Researchers at the Theoretical Physics Division of Nankai University have proposed a groundbreaking hypothesis on the spin vector potential and its verification through the spin Aharonov-Bohm (AB) effect. Led by Professor Jing-Ling Chen, along with his students Xing-Yan Fan and Xiang-Ru Xie at Nankai University, this study presents a novel approach to understanding the interactions between spins and electromagnetic potentials. The research is published in the journal Fundamental Research.
“The Aharonov-Bohm effect is a quintessential quantum phenomenon where a charged particle is influenced by an electromagnetic potential despite being in a field-free region. This underscores the significance of potentials in quantum physics,” explains Professor Chen. He further adds, “Our work extends this concept to spin, proposing a spin vector potential and demonstrating its effects through a thought experiment akin to the classic double-slit interference experiment.”
The team proposes the existence of a spin vector potential induced by a particle with spin, which can be observed through a double-slit experiment. This gedanken experiment would involve an electron passing through two slits, with a spin source placed behind them. The resulting interference pattern would differ from the conventional one, indicating the influence of the spin vector potential. This effect, termed the spin AB effect, mirrors the traditional magnetic AB effect but replaces the magnetic field with spin.
The hypothesis was developed by considering the angular momentum operator and deriving a spin vector potential mathematically. The team also explored the implications of this potential in explaining various spin interactions, including the Dzyaloshinsky-Moriya (DM) interaction and the dipole-dipole interaction. These interactions, which are fundamental in condensed matter physics, emerge naturally from the Dirac Hamiltonian when the spin vector potential is considered.
Professor Chen elaborates, “The DM interaction, which explains weak ferromagnetism in antiferromagnetic materials, and the dipole-dipole interaction can both be derived from the spin vector potential. This provides a unified framework for understanding these complex interactions.”
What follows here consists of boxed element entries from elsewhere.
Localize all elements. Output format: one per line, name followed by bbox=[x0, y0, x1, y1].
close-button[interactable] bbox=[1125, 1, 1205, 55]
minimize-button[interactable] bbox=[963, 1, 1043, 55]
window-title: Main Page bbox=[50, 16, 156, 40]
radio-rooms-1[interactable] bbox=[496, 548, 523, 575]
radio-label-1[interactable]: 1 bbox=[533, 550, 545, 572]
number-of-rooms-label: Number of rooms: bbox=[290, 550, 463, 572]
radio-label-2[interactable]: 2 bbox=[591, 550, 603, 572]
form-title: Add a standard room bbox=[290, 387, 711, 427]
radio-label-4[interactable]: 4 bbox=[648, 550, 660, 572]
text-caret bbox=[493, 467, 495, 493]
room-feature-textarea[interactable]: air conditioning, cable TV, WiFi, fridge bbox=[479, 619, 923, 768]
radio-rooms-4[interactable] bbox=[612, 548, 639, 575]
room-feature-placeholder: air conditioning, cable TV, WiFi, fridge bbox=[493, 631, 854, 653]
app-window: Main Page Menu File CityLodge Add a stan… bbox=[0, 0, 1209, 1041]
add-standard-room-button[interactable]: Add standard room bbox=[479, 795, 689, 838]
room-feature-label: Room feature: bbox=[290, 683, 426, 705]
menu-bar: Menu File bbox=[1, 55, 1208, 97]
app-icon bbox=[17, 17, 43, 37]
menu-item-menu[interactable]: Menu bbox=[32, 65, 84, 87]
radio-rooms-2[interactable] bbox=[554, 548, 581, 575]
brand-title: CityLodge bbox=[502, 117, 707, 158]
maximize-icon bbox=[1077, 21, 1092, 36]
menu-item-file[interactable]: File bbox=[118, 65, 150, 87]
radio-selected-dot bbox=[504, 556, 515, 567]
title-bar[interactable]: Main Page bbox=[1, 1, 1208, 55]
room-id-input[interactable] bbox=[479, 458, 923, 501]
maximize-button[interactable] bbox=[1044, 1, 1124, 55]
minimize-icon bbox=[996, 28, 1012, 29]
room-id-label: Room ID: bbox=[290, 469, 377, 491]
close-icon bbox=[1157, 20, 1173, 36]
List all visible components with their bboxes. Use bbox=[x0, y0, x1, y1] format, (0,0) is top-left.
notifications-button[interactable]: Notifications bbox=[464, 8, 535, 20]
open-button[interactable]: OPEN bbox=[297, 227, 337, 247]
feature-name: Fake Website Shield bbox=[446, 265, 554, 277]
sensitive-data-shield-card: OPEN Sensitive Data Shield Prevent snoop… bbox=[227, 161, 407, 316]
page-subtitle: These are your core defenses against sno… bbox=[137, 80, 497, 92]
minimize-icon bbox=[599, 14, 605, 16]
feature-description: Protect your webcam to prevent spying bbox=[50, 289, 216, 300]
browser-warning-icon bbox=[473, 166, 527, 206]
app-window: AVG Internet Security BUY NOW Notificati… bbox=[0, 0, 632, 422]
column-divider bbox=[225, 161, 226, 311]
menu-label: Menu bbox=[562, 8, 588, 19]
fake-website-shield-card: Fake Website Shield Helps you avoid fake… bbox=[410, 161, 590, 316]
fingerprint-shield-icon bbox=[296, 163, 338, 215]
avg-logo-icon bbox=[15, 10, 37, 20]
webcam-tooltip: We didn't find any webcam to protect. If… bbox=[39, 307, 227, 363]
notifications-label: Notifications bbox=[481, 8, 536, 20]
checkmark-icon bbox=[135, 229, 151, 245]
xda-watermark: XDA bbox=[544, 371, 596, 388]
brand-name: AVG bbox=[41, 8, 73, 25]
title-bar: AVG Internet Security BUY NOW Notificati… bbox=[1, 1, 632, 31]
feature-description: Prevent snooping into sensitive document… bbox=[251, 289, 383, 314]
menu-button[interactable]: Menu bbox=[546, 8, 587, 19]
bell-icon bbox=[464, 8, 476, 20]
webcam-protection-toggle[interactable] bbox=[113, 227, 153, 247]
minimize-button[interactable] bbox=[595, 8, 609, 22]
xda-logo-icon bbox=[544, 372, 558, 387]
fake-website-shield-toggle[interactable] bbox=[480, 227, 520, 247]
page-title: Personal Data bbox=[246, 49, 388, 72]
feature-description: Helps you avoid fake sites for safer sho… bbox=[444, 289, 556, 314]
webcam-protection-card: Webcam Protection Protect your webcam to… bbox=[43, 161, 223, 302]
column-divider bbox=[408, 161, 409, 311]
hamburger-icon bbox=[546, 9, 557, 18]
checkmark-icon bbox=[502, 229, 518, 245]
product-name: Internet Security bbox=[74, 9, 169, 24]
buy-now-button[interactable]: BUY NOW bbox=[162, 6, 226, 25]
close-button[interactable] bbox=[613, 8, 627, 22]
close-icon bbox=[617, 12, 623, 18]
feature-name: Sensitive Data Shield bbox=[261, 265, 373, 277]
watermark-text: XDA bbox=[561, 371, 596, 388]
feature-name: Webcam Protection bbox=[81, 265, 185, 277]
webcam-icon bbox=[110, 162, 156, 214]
The study’s results suggest that the spin AB effect can be experimentally verified, opening new avenues for research in quantum mechanics and spintronics. “Observing the spin AB effect in a lab would not only confirm our hypothesis but also pave the way for new technological applications in quantum computing and information processing,” says Professor Chen.
The implications of this research are profound, as it offers a new perspective on the role of potentials in quantum mechanics. By introducing the concept of spin vector potential, the study bridges a gap between classical and quantum physics, highlighting the indispensable nature of potentials in the quantum realm.
In conclusion, the Professor Chen’s team’s work presents a significant advancement in our understanding of spin interactions and the fundamental principles of quantum mechanics. The experimental verification of the spin AB effect could lead to breakthroughs in various fields, including quantum information science and condensed matter physics.
Journal Reference
Chen, J.-L., Fan, X.-Y., & Xie, X.-R. (2024). Spin vector potential and spin Aharonov-Bohm effect. Fundamental Research. DOI: https://doi.org/10.1016/j.fmre.2023.10.003
About The Author
Jing-Ling Chen is a professor of physics at Nankai University. He got his bachelor’s degree (1994), master’s degree (1997) and doctor’s degree (2000) in Nankai University, P. R. China. He has been a post-doc at Beijing institute of apply physics (2000-2002) and a research fellow at National University of Singapore (2002-2005), respectively. His research interest is quantum physics and quantum information, especially in quantum fundamental problems, such as EPR paradox, quantum entanglement, EPR steering, Bell’s nonlocality and quantum contextuality. Due to his contribution in quantum foundations, he has won the Paul Ehrenfest Best Paper Award for Quantum Foundations (2021). Recently, he has made some original explorations on spin, such as proposing the spin vector potential, presenting the spin-type Aharonov-Bohm effect, and predicting the spin angular-momentum wave.